Another step forward is to embrace one-stop permitting. There are effectively two variants on this idea. One variant, the Devens model (named after Devens, MA, which has successfully used this approach for years), involves a public official who is literally empowered to license any new business. The second involves a public interface who then connects with myriad regulators. The first option is far more powerful, since the official can be held accountable for permitting times. One approach that I have suggested is to begin with one-stop permitting within an entrepreneurship zone in a higher poverty area. This should make this more politically palatable. Then, ideally, if the system proves a success, it can be expanded city- or statewide.
“Watch the region get older as young people cluster around stuff to do” [Dan Reed, Greater Greater Washington]
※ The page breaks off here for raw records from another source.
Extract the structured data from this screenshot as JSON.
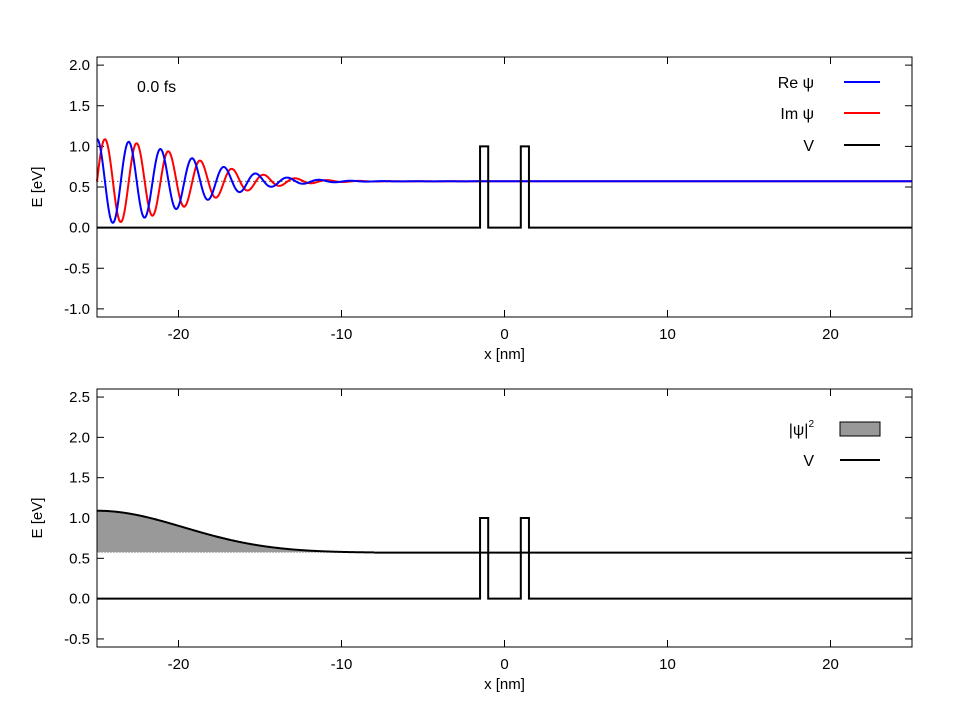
{
  "chart_data": [
    {
      "type": "line",
      "annotation": "0.0 fs",
      "xlabel": "x [nm]",
      "ylabel": "E [eV]",
      "xlim": [
        -25,
        25
      ],
      "ylim": [
        -1.1,
        2.1
      ],
      "xticks": [
        -20,
        -10,
        0,
        10,
        20
      ],
      "xtick_labels": [
        "-20",
        "-10",
        "0",
        "10",
        "20"
      ],
      "yticks": [
        -1.0,
        -0.5,
        0.0,
        0.5,
        1.0,
        1.5,
        2.0
      ],
      "ytick_labels": [
        "-1.0",
        "-0.5",
        "0.0",
        "0.5",
        "1.0",
        "1.5",
        "2.0"
      ],
      "legend_position": "top-right",
      "energy_level": 0.57,
      "barriers": {
        "height": 1.0,
        "intervals": [
          [
            -1.5,
            -1.0
          ],
          [
            1.0,
            1.5
          ]
        ]
      },
      "wavepacket": {
        "center_x": -25,
        "width_sigma": 5.3,
        "peak_amplitude": 0.52,
        "wavelength_nm": 1.95
      },
      "series": [
        {
          "name": "Re ψ",
          "color": "#0000ff"
        },
        {
          "name": "Im ψ",
          "color": "#ff0000"
        },
        {
          "name": "V",
          "color": "#000000"
        }
      ]
    },
    {
      "type": "area",
      "xlabel": "x [nm]",
      "ylabel": "E [eV]",
      "xlim": [
        -25,
        25
      ],
      "ylim": [
        -0.6,
        2.6
      ],
      "xticks": [
        -20,
        -10,
        0,
        10,
        20
      ],
      "xtick_labels": [
        "-20",
        "-10",
        "0",
        "10",
        "20"
      ],
      "yticks": [
        -0.5,
        0.0,
        0.5,
        1.0,
        1.5,
        2.0,
        2.5
      ],
      "ytick_labels": [
        "-0.5",
        "0.0",
        "0.5",
        "1.0",
        "1.5",
        "2.0",
        "2.5"
      ],
      "legend_position": "top-right",
      "energy_level": 0.57,
      "barriers": {
        "height": 1.0,
        "intervals": [
          [
            -1.5,
            -1.0
          ],
          [
            1.0,
            1.5
          ]
        ]
      },
      "density": {
        "center_x": -25,
        "width_sigma": 5.3,
        "peak_height": 0.52
      },
      "series": [
        {
          "name": "|ψ|",
          "superscript": "2",
          "color": "#999999"
        },
        {
          "name": "V",
          "color": "#000000"
        }
      ]
    }
  ]
}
- Former Chevy Chase mayor David Lublin, a Democrat and no conservative, challenges some of the views associated with the Greater Greater Washington blog including its perpetual infatuation with streetcar and light rail, the trouble it has drawing lessons from Metro’s woes, and the jaundiced view it takes of single-family homes and in some cases their owners. Greater Greater’s David Alpert replies (don’t miss his correction after making a claim that WaPo supported Larry Hogan), drawing this riposte.
- Paid sick leave: can we stop pretending that the Bloomberg public health operation at Johns Hopkins somehow differs from the run of other plushly funded liberal advocacy groups? [WaPo, Maryland Reporter]
- At Center Maryland, Josh Kurtz takes note of my Washington Examiner piece on Larry Hogan and other GOP northeastern governors, though he seems sure the Kochs are involved somehow;
- Enriching lawyers, hiking the costs to state agencies: Attorney General Brian Frosh to push Maryland False Claims Act, discussed extensively in this space last year [Rebecca Lessner, Maryland Reporter]
- Not actually a progressive idea: bill proposes keeping unsubstantiated child abuse allegations on file longer, with consequences that include giving some adult actors more legal leverage [Capital Gazette]
- “Four Ways the Hogan Administration Could Save Maryland Billions” [John J. Walters, Maryland Public Policy Institute, PDF]
The text of Gov. Hogan’s State of the State is here, including a warning that we “face an $18.7 billion unfunded pension liability” among other serious fiscal and economic challenges, which apparently was not what some incumbent lawmakers wanted to hear. Richard Vatz gives the speech high marks. Middle-of-the-road political analyst Todd Eberly, while liking the substance, thinks Gov. Hogan should have led off with a more conciliatory tone, but says what’s “downright ridiculous” is the overwrought reaction of leading Maryland Democrats and their allies, which “really shows how coddled the establishment has been in this state.”
Part of that ridiculous reaction: Senate Democrats, including Sen. Nathaniel McFadden (D-Baltimore) and Sen. Jamie Raskin (D-Silver Spring), are showing their displeasure by holding up uncontroversial cabinet nominees just because they can. So mature of them!
P.S. I’m not the only one who thinks leading Democrats overplayed their hand in their reaction to the speech. The editorialists at the Baltimore Sun think so too.
Following a report by a pizza delivery person that persons who looked underage were drinking beer at a party there, Montgomery County police raided the home of Damascus family George and Cathy Magas. According to the family, police not only dragged and handcuffed the elder Magas but tased both father and son. Police disputed their account but the family, which has a video taken that evening, won in court:
Circuit Court Judge Steven Salant sided entirely with the Magas family. In a 23-page ruling, he called the police’s version of what happened “doubtful,” that the family had “an expectation of privacy,” called the raid an “unlawful invasion,” and that evidence was unlawfully obtained.
After the judge dropped criminal charges against the couple and their son Eric, WTTG/Channel 5 interviewed the Magases. I can’t embed it, but you can watch the clip here and it is highly recommended. More coverage in the Sentinel of the raid itself and the county police’s underage drinking task force, and in the Post.